E' bene ricordare che la gravità del fenomeno investe il bosco in tutte le sue molteplici funzioni, procurando danni diretti ed indiretti.

Analizzando il problema si è constatato che “Il danno arrecato dagli Incendi Boschivi è proporzionale al tempo intercorso tra l'inizio del focolaio e gli interventi di spegnimento”. Inoltre gli alti costi e la limitata disponibilità dei mezzi aerei, impongono una discriminazione degli interventi da effettuare, che può essere garantita esclusivamente da personale specializzato che fornisca da terra dati precisi sull'intensità e la portata del fenomeno da affrontare.

È con questi presupposti che scende in campo MediaWebView con un solo obiettivo: ridurre la frequenza e l’estensione degli incendi boschivi.

Al fine di individuare velocemente un principio di incendio è stato sviluppato un software in grado di elaborare il flusso video proveniente dalla telecamera e, in caso di immediato pericolo, esso invia un segnale di allarme verso una determinata centrale operativa, sfruttando le più svariate tecnologie di comunicazione come ad esempio: una chiamata verso un cellulare, un messaggio di testo, un’email, lo start di una sirena…
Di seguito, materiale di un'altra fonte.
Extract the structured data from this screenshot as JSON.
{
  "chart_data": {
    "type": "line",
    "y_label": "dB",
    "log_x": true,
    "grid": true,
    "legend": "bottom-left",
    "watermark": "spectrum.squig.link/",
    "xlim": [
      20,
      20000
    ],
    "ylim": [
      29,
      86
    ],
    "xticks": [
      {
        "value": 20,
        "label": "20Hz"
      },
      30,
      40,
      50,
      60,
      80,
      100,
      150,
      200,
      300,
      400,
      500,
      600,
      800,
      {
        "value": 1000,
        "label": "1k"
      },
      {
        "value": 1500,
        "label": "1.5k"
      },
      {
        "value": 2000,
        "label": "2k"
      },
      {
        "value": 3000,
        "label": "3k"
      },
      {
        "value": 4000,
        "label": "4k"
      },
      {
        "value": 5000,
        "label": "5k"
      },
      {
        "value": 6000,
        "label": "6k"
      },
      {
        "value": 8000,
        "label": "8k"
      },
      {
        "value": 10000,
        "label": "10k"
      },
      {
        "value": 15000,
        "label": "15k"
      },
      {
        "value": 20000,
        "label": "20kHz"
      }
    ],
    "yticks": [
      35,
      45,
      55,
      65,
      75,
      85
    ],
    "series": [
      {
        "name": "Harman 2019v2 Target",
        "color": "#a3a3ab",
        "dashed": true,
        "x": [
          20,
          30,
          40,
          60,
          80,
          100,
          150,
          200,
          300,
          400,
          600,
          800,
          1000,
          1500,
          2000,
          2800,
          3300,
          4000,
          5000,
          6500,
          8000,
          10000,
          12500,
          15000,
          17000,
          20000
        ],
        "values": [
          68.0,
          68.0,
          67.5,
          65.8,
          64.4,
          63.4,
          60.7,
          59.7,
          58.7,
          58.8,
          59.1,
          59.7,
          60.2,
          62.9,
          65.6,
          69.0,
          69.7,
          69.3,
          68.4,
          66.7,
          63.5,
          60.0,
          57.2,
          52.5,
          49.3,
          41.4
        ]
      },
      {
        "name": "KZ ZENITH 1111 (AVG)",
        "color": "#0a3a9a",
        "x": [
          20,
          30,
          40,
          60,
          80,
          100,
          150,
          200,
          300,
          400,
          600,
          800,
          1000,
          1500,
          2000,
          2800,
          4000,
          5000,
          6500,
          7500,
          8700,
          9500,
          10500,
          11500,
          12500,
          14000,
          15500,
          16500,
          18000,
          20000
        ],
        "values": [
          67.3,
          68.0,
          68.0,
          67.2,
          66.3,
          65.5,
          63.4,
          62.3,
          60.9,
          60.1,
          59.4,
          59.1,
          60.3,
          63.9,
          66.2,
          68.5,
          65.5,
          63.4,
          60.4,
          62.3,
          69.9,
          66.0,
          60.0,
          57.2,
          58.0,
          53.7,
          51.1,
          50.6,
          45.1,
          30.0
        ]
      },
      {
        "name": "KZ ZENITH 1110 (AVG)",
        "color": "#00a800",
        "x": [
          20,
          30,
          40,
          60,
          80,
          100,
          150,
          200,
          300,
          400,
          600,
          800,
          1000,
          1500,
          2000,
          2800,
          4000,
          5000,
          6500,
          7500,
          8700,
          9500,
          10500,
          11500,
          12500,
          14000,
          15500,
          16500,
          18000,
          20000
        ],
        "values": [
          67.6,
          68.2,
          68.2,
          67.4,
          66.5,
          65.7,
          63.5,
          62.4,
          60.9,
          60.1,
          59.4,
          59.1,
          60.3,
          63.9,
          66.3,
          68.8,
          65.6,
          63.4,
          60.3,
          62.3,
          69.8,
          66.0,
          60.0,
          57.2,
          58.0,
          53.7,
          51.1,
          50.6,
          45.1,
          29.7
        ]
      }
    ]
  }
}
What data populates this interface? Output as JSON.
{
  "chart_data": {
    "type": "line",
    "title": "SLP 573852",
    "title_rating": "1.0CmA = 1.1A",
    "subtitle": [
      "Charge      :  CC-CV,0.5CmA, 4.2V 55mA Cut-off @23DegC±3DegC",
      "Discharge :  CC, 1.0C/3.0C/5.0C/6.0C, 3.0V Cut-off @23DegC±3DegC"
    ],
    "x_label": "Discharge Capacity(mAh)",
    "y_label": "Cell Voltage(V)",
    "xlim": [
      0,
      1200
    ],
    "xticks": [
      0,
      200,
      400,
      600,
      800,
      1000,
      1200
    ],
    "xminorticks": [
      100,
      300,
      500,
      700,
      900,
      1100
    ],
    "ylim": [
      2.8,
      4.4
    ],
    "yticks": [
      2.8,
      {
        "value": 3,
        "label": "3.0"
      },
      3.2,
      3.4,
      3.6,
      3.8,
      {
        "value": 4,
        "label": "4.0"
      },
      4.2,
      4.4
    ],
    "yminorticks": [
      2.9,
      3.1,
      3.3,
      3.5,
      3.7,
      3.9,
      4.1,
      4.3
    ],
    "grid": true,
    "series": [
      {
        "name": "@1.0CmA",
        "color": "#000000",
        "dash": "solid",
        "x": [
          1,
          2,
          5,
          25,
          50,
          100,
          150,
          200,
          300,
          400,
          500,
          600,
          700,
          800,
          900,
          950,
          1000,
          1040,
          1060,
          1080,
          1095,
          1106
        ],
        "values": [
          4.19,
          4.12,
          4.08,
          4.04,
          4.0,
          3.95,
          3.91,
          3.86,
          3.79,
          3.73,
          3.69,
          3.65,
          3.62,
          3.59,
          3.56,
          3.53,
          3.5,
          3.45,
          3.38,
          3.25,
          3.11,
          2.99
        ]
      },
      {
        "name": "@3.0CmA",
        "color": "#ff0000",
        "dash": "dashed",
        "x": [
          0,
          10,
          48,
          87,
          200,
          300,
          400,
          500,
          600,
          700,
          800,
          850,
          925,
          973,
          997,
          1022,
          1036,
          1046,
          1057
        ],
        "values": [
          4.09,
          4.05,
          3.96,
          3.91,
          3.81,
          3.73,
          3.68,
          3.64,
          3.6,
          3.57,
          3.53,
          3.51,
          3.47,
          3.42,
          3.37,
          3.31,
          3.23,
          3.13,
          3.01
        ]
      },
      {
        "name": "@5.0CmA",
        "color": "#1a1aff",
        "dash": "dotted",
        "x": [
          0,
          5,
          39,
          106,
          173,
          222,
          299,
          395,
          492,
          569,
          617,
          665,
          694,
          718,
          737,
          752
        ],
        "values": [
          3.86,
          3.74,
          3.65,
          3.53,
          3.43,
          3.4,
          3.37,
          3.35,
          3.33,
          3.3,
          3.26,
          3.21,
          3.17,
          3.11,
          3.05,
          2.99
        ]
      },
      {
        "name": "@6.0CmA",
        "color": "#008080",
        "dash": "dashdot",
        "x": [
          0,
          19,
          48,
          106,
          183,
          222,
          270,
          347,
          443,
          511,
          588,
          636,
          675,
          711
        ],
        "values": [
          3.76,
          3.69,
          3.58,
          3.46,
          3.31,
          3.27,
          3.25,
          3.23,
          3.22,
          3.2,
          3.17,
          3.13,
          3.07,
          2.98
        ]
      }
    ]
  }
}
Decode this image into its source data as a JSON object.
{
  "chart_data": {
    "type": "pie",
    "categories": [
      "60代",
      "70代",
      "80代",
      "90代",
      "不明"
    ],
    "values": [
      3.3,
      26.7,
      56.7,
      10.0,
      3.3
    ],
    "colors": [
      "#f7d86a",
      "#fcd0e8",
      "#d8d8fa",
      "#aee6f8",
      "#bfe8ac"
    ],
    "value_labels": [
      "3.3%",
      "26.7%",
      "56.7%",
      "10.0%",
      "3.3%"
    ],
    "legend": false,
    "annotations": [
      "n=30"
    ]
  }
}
Per rendere più sicuro l’intervento del personale addetto allo spegnimento dell’incendio, ogni mezzo di trasporto è dotato di un rilevatore di posizione, sia esso GPS o GSM.
Telecamere robotizzate invece hanno il compito di eseguire il tracking di ogni mezzo in attività: in questo modo è possibile monitorare dalla centrale operativa, in real-time, l’intervento del personale al fine di garantire la piena sicurezza di questi ed aver sempre sottocontrollo il procedere dell’intervento per un ulteriore miglior coordinamento delle forze in campo.